I am gonna risk posting this here so the super intelligent folks on this
newsgroup can fix my understanding of the picture.
.. I don't mind
making myself look like a complete idiot if I learn something good out of
this.
So here's my understanding ----
Think of it this way, you are writing a class that holds a bunch of
expensive objects.
Lets say your class is "C" and the expensive objects it holds are A and B
Now you know that your objects are expensive, and being the prudent
developer you are, you decide to implement IDisposable, which means add a
method called "Dispose".
Now in your code say in function function "f" calls function "F" you do
this.
f{
F() ;
// Point #Y
}
F
{
... working with C
C.Dispose
{{
// Calling C.Dispose ended up calling ...
A.Dispose() ;
B = null ;
}}
/// Point #X
}
For argument's sake lets assume that A was a managed object that
implemented Dispose, and B was say an instance of a COM object. ... then
...
At Point #X - A and B will be GC-reusable, because A fell out of scope and
B was explicitly set to null, but C will not be.

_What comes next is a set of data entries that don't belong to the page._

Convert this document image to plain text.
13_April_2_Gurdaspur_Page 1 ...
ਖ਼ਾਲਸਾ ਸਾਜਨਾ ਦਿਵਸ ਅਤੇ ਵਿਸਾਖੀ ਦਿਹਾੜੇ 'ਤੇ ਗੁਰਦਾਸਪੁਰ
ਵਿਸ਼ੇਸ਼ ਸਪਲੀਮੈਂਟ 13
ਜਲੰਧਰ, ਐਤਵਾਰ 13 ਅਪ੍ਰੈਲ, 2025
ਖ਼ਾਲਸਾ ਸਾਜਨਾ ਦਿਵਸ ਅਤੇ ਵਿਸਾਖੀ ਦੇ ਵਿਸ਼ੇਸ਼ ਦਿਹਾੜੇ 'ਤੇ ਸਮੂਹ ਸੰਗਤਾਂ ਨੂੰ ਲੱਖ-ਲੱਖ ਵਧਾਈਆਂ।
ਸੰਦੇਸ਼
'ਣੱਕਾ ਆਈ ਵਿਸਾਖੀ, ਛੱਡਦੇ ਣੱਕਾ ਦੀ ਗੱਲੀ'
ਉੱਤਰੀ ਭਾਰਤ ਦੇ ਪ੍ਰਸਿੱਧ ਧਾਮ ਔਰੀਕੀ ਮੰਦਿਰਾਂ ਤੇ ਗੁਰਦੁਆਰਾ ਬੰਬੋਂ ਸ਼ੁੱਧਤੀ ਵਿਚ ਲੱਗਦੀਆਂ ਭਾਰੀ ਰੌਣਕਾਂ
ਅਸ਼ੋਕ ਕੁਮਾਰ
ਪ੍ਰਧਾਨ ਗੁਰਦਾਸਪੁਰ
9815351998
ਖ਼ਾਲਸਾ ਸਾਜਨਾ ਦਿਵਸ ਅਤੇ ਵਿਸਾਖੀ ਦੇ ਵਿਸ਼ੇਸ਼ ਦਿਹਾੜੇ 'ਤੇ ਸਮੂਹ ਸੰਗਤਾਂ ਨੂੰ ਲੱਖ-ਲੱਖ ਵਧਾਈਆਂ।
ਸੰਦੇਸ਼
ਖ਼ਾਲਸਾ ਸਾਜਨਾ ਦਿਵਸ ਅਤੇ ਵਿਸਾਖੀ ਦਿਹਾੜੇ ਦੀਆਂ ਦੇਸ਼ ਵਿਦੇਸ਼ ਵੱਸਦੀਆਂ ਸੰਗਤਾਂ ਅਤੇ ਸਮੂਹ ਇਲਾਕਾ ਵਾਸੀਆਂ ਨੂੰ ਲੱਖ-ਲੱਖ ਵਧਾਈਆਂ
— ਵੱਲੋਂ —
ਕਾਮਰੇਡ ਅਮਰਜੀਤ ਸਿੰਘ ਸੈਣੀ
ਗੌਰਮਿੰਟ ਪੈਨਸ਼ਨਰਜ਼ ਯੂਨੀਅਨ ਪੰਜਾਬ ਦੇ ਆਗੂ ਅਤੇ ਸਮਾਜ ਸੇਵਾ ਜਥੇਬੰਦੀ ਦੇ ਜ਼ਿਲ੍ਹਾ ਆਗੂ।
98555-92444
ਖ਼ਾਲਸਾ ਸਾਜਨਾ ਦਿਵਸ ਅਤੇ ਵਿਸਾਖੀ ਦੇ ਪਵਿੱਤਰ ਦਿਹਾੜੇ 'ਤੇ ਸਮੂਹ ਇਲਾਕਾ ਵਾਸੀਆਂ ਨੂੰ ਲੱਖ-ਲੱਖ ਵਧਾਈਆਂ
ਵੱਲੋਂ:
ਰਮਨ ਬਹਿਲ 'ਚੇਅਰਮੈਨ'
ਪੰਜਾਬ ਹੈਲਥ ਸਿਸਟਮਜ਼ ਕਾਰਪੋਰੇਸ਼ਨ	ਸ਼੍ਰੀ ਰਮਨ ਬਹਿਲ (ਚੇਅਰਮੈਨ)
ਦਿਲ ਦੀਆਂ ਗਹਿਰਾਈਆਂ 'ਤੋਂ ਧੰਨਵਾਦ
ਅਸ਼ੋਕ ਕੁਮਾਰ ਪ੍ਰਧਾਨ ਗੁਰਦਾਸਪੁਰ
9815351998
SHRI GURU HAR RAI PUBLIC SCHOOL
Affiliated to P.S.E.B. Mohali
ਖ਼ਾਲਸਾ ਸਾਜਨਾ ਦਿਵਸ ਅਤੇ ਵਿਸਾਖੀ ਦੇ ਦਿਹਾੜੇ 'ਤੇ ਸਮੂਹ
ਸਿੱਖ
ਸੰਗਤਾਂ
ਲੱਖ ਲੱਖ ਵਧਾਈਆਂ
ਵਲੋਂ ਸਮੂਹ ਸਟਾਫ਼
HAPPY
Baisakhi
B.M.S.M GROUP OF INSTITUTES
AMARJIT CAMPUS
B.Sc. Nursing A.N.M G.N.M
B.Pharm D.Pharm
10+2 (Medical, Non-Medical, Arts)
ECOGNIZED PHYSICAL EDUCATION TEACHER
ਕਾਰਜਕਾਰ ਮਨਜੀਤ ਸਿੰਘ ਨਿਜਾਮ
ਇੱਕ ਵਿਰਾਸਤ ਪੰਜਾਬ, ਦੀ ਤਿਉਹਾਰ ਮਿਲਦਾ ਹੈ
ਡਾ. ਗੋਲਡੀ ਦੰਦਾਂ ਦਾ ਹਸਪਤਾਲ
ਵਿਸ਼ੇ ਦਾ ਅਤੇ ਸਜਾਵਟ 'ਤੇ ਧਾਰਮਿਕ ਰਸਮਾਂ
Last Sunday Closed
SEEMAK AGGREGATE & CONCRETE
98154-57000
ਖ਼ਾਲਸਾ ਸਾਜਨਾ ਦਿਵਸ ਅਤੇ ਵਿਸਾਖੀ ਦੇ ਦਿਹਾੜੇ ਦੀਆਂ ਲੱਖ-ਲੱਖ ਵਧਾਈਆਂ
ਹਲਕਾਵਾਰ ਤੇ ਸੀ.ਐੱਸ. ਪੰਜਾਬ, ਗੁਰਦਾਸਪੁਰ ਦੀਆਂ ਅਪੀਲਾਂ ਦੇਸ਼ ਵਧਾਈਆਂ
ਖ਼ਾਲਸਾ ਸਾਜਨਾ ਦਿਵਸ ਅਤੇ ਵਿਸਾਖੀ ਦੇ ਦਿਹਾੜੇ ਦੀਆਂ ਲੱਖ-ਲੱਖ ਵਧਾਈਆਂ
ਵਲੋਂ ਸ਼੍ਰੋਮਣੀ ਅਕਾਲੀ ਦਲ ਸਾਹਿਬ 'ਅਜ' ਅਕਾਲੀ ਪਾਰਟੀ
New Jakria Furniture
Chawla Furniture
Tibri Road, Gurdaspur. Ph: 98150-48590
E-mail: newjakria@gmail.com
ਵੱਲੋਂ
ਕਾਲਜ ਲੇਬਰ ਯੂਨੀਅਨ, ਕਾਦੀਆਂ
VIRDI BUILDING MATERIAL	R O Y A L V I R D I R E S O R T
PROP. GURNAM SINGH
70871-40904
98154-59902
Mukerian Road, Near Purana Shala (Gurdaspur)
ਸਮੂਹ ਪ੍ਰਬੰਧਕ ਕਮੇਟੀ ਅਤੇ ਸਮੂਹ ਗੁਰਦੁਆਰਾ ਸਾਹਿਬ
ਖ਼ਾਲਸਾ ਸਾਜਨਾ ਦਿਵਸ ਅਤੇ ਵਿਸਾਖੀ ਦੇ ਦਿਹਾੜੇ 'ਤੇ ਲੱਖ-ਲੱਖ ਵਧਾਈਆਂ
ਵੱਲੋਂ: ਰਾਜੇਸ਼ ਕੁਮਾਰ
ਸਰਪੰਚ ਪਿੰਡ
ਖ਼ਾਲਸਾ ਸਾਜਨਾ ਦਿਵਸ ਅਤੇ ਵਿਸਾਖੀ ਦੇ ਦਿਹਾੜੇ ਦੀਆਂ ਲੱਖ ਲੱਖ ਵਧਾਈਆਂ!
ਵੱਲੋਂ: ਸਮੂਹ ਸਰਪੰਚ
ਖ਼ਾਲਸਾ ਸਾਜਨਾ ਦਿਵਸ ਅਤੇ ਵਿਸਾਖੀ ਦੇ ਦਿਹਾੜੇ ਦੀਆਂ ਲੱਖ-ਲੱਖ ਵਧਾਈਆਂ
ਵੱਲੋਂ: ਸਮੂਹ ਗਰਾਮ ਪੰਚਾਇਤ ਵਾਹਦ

But at Point #Y - C will be GC-reusable.
In other words, Dispose is just as special as your implementer implemented
it. And yes by convention if a class implements it, you should call it.
In that sense, calling dispose on a Connection object, does NOT Guarantee
reuse of GC memory by the object itself, but it does guarantee GC reuse of
the expensive objects it might hold, and the ConnectionPooling Mechanism
in ADO.NET underneath ensures that a closed connection (closed by say
SqlConnection.Close()) is happily reusable. So when Connection.Dispose
calls Connection.Close, the exact pointer reference of the connection
object still stays unusable (which is no big deal) until the connection
object falls out of scope or is explicitly set to null, but the underlying
Connection to the database is pooled.
And as far as GC goes, it calls Finalize, which calls it in a hurry during
GC and might not do as good a cleanup job as your code might ask it to do
in Finalize. Plus in Dispose you should have called SuppressFinalize
anyway. I usually call a Debug.Print also, to catch wherever in my code
someone forgot to call a dispose where he shud've.